God was showing how much he could have done for Israel. But there was a problem. Their sins had kept them from enjoying God’s blessings. Because they did not seek the Lord, they were under judgment. Because they would not submit their lives to God’s will, they were missing out on all that God could have done for the king, for the people, and for the nation. I want us to see how we are like Jehoram and like Israel. The wrath of God stands against us because we have rejected the ways of the Lord. So why does God do good to anyone on earth? God does good still because he has regard for the righteous king of Judah, Jesus. Only because of Jesus can we find any blessings. Only because of Jesus can we have victory. Only because of Jesus can we be set free from sin. Only because of Jesus can God flow his blessings to us.
But we are to see something. Our sins interfere with what God could accomplish. Jehoram was supposed to see what could have been if he was not under God’s wrath. Jehoram missed what God was doing. He did not look to God as anything more than the God of last resort to be looked to only in times of trouble. So he is turned away from full life and full victory because the wrath of God remained on him and the people of Israel. His sins interfered with what God could have done for Jehoram and for Israel.
Look at all God can do for you if you would simply give your life to him and follow his ways. As we think about having bold faith, I want us to think about how much more God could be with us if we would choose to fully give our lives to him. Our sins interfere with what God could accomplish if we would seek and listen to the Lord. Think about the relationship we could have with the Lord if we would tear down our idols from our lives and from our hearts. Think about how transformed we could be if we would courageously fight against the sins and the traps of life that entangle us. Jesus was constantly telling people that he had so much to give to them if they would completely turn to him.
Whoever believes in the Son has eternal life; whoever does not obey the Son shall not see life, but the wrath of God remains on him. (John 3:36 ESV)
Jesus said to her, “Everyone who drinks of this water will be thirsty again, but whoever drinks of the water that I will give him will never be thirsty again. The water that I will give him will become in him a spring of water welling up to eternal life.” (John 4:13–14 ESV)
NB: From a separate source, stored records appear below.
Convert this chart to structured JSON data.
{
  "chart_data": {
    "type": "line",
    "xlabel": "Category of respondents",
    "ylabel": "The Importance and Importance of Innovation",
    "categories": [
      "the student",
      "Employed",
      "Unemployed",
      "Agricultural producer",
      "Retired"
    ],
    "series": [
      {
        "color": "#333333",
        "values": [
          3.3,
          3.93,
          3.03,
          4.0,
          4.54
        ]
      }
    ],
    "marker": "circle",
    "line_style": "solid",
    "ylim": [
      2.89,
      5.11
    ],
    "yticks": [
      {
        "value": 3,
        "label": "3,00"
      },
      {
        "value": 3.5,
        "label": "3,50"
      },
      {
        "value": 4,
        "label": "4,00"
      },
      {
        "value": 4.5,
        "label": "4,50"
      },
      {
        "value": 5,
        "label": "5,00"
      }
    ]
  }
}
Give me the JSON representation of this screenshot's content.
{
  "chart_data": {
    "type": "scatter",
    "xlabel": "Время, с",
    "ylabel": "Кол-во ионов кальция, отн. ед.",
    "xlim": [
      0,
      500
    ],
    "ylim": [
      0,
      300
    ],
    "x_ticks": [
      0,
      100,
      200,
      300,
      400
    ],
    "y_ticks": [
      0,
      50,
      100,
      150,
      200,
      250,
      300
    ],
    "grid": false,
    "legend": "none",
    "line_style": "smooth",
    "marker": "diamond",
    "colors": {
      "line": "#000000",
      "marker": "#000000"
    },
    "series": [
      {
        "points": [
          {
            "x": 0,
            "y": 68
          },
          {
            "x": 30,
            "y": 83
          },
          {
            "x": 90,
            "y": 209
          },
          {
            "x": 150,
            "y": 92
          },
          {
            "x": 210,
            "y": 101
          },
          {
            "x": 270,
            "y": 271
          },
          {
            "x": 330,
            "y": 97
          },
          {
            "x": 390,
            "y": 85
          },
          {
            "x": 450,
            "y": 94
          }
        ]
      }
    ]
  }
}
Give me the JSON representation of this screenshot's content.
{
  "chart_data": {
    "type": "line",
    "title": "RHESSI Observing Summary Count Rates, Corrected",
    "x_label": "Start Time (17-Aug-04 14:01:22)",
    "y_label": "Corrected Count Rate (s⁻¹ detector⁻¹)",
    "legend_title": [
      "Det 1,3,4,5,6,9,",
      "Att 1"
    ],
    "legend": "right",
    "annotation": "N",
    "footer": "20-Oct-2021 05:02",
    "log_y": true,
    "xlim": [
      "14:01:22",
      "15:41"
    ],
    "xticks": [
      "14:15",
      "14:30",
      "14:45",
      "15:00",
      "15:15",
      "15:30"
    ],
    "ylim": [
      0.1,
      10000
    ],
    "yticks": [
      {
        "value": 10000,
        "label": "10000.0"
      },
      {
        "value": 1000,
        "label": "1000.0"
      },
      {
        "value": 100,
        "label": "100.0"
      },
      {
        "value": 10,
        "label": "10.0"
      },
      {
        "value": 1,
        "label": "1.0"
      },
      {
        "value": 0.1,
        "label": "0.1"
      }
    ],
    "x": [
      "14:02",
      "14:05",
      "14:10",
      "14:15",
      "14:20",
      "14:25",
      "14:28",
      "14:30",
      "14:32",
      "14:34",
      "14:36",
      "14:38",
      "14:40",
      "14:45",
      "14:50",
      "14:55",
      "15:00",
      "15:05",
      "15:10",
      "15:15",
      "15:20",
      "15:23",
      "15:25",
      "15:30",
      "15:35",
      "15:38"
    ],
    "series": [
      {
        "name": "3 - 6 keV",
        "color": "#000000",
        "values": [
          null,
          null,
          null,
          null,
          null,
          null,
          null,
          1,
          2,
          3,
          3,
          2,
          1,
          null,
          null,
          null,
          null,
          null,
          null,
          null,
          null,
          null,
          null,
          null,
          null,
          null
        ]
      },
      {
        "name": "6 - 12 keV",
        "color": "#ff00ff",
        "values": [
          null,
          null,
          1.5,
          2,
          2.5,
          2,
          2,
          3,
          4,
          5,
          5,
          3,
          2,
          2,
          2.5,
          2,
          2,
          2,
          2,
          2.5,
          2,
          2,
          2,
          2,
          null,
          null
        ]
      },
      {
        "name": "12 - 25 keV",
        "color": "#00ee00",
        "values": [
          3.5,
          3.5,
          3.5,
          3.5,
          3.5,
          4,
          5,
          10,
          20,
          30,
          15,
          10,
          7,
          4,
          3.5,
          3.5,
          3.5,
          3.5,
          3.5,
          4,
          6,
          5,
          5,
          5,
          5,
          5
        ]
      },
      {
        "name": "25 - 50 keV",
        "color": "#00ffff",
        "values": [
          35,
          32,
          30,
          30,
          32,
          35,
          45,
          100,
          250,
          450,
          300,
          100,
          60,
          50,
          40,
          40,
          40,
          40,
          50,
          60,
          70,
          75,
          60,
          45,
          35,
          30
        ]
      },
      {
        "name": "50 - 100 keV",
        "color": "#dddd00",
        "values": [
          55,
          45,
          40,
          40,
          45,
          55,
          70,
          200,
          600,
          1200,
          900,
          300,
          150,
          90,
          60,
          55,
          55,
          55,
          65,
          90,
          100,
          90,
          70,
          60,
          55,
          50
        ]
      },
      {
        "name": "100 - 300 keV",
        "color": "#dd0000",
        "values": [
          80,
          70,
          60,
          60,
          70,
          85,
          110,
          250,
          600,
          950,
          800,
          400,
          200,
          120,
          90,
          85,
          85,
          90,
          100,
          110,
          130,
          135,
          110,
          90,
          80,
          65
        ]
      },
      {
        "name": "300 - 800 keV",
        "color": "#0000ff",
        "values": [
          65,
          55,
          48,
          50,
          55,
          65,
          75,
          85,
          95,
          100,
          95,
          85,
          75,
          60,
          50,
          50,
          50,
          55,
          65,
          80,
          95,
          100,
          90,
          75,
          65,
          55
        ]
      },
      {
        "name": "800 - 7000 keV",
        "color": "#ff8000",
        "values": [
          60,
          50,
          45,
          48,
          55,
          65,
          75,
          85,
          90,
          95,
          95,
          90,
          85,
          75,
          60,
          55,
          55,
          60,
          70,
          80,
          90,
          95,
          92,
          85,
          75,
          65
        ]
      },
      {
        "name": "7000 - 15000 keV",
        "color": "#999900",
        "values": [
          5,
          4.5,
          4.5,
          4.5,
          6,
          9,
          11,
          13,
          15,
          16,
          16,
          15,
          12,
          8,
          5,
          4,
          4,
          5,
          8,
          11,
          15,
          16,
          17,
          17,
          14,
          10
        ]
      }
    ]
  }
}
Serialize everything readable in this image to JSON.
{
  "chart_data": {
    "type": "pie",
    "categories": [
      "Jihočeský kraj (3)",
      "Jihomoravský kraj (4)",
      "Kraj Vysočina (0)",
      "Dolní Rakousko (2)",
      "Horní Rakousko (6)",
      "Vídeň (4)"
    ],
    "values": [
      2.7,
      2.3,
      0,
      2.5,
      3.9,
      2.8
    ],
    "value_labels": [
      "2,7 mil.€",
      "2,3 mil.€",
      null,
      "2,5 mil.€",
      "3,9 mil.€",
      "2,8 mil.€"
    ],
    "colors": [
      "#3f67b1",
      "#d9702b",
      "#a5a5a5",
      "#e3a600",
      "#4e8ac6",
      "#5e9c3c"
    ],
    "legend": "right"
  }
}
Do not work for the food that perishes, but for the food that endures to eternal life, which the Son of Man will give to you. (John 6:27 ESV)
Jesus said to them, “I am the bread of life; whoever comes to me shall not hunger, and whoever believes in me shall never thirst.” (John 6:35 ESV)
I am the door. If anyone enters by me, he will be saved and will go in and out and find pasture. The thief comes only to steal and kill and destroy. I came that they may have life and have it abundantly. (John 10:9–10 ESV)
So Jesus said to them, “Truly, truly, I say to you, unless you eat the flesh of the Son of Man and drink his blood, you have no life in you. Whoever feeds on my flesh and drinks my blood has eternal life, and I will raise him up on the last day. For my flesh is true food, and my blood is true drink. Whoever feeds on my flesh and drinks my blood abides in me, and I in him.” (John 6:53–56 ESV)
Jesus kept saying that you do not have life because you have not immersed your life in him. Your sins are blocking you from giving yourself to him and enjoying true life. Is Jesus the air that you breathe? Is he your very life that you eat and drink? Or is your god of convenience rather than the Lord of all the earth? Jesus calls us to get out of the boat and walk on water, trusting the life he will give you.